Dr. Irving Hoch began teaching at UT Dallas in 1985. He was honored with the title professor emeritus in 2003.

Dr. Irving J. Hoch received his B.A. (1945), M.A. (1951), and Ph.D. (1957) from the University of Chicago. Irv’s focus was in the areas of agriculture, urban economics, environmental economics, health economics, along with econometrics. He began his academic career, and earned tenure, at the University of California, Berkeley in the Department of Agricultural and Resource Economics. He worked there with many distinguished economists including Yair Mundlak and George Kuznets in establishing Berkeley as a leading center for advanced econometric analysis.

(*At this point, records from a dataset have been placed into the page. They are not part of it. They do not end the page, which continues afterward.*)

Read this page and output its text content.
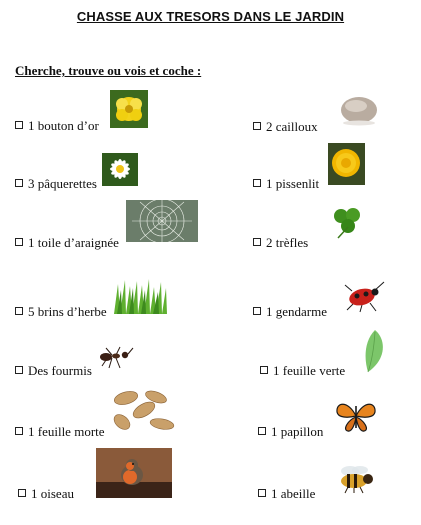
CHASSE AUX TRESORS DANS LE JARDIN
Cherche, trouve ou vois et coche :
1 bouton d’or
3 pâquerettes
1 toile d’araignée
5 brins d’herbe
Des fourmis
1 feuille morte
1 oiseau
2 cailloux
1 pissenlit
2 trèfles
1 gendarme
1 feuille verte
1 papillon
1 abeille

Dr. Hoch moved to Resources for the Future, a nonprofit that conducts independent research in economics, as a Senior Fellow in 1967.  He was involved in research projects spanning a wide range of projects including studying the effects of population change on transportation issues, how to best use underground urban space, and whether spray cans were really a threat to the Ozone layer. Irv wrote many books and articles. Likely his most famous article is the 1962 “Estimation of Production Function Parameters Combining Time-Series and Cross-Section Data,” which was published in one of the top economics’ journals, Econometrica. He introduced a technique that allowed the combining of time-series and cross-sectional data that is still widely used in statistical analysis and led to him often being called the “father of fixed-effect modeling.”

Dr. Hoch came to UT Dallas in 1985. From the start he reached out to his new colleagues to bring them into his many research projects. Irv had several studies underway with the U.S. Department of Transportation and expanded these into working locally with the North Central Texas Council of Governments. He made sure to include younger UT Dallas faculty in these investigations and to mentor them in pursuing their academic careers.

Probably Irv’s greatest service to UT Dallas was in engaging, and helping, his students. He worked constantly to help his students, both undergraduate and graduate, succeed. He taught for years a required Ph.D. class on microeconomics that was considered a gateway course for the program. Due to the math involved, prior to Dr. Hoch’s teaching it, many students had a very difficult time with it and the attrition rate in the program due to it was high. However, once Irv took the class over things changed dramatically. He developed what he called his “calculus in a nutshell” lecture that reduced the stress from the outset. Additionally, the knowledge that he would spend the time with a student outside of class to help them spread quickly, leading him to be a sought-after teacher – both for graduates and undergraduates. Irv’s efforts were memorialized in his winning both the local Students’ Choice Outstanding Teacher Award as well as the University of Texas System award, the Chancellor’s Council Outstanding Teacher Award. At UT Dallas he was the 1999 winner of the Polycarp Kusch Award and asked to present a university-wide lecture, which he did entitled “Urban population size and the quality of life.”

Irv retired from regular university service in 2003 and became Professor Emeritus in the School of EPPS in 2003. Even after retiring, Irv would come to campus regularly. He died May 25, 2013. The Irving Hoch Endowed Scholarship was established in his name.